Pierre Michon aveva già trentasette anni quando si mise a scrivere queste Vite. Dedicataria del libro è Andrée Gayaudon, nome che dice poco al lettore comune, fino a che qualcuno non gli riveli essere quello della madre dell’autore. Il quale ha affermato più volte: “Vite minuscole è una verità ad uso di mia madre”. E in effetti è sempre per testimoniare a qualcuno di qualcosa che si scrive, spiega Michon. Queste vite minuscole sono vaghe tracce di esistenze evanescenti che sfiorando la sua l’hanno orientata. Michon se le inventa, o le immagina come quei pochi, isolati attimi del loro passato lontano gli fa pensare che si siano svolte. E non a caso i lembi di memoria da cui prendono origine i racconti sono offerti all’autore dalla nonna materna che li estrae come fossero tesori preziosi da due scatola di latta, di quelle servite un tempo a contenere i biscotti.
Può capitare di leggere che autori come Plutarco o Svetonio sarebbero gli antecedenti di Michon.

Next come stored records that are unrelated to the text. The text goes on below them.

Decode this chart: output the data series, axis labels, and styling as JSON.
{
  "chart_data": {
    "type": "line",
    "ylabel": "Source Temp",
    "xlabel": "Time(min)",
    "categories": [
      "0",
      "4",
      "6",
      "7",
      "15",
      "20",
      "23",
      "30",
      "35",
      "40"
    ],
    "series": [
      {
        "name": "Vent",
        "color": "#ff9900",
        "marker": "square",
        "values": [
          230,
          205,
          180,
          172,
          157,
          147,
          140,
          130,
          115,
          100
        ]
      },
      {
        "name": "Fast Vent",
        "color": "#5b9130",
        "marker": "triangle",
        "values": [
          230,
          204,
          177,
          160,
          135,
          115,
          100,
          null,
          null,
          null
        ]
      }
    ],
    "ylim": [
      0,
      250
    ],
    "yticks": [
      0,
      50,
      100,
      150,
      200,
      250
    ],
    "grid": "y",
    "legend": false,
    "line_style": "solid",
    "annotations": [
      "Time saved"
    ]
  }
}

Ma quello che è andato a cercare nella campagna profonda dov’era nato e aveva trascorso infanzia e adolescenza, la Creuse, non è una serie di modelli, bensì tutto al contrario una serie di negatività, di atti o persino si potrebbe dire di esistenze mancate. Da André, colui che avrebbe potuto essergli nonno e non lo fu – perché la sua strada lo portò altrove – alla sorellina che avrebbe avuto se fosse sopravvissuta. A tutti gli altri, il muto Foucault, il parroco alcolista, il contadino che a sua volta inventa un destino per il proprio figlio non sapendo dov’è, i nonni paterni dolcemente in controluce, i fratelli conosciuti a scuola figura del doppio, l’amante di strada stupefatta e svanita. Accomunati dal fascino delle loro diverse forme di fuga.
Storie, vite, reinventate ad uso di sua madre: perché con lei, maestra, abbandonata dal marito, il bambino Michon aveva scoperto il mondo dei libri e delle storie. Con lei aveva imparato a leggere nella vecchia cascina di Les Cards gli autori da lei amati e poi dimenticati in favore di Bataille e Sollers, all’epoca in cui, cresciuto, era scappato dalla campagna per buttarsi nel ’68. E perché dopo, sgonfiatosi il sogno rivoluzionario e toccato con mano il fondo di una via probabilmente senza uscita, di autolesionismo in cui neppure la fuga era più possibile, aveva avuto bisogno di tornare all’inizio del percorso, per rileggerlo, rileggere la sua storia segnata dall’assenza del padre, tornando a usare gli strumenti fornitigli dalla mamma ma alla luce di una consapevolezza nuova. Il risultato dell’esperimento è stupefacente. Una sinfonia di voci – reali e letterarie – che compongono quella dell’autore, finalmente trovata e fattasi capace di dire l’impossibile.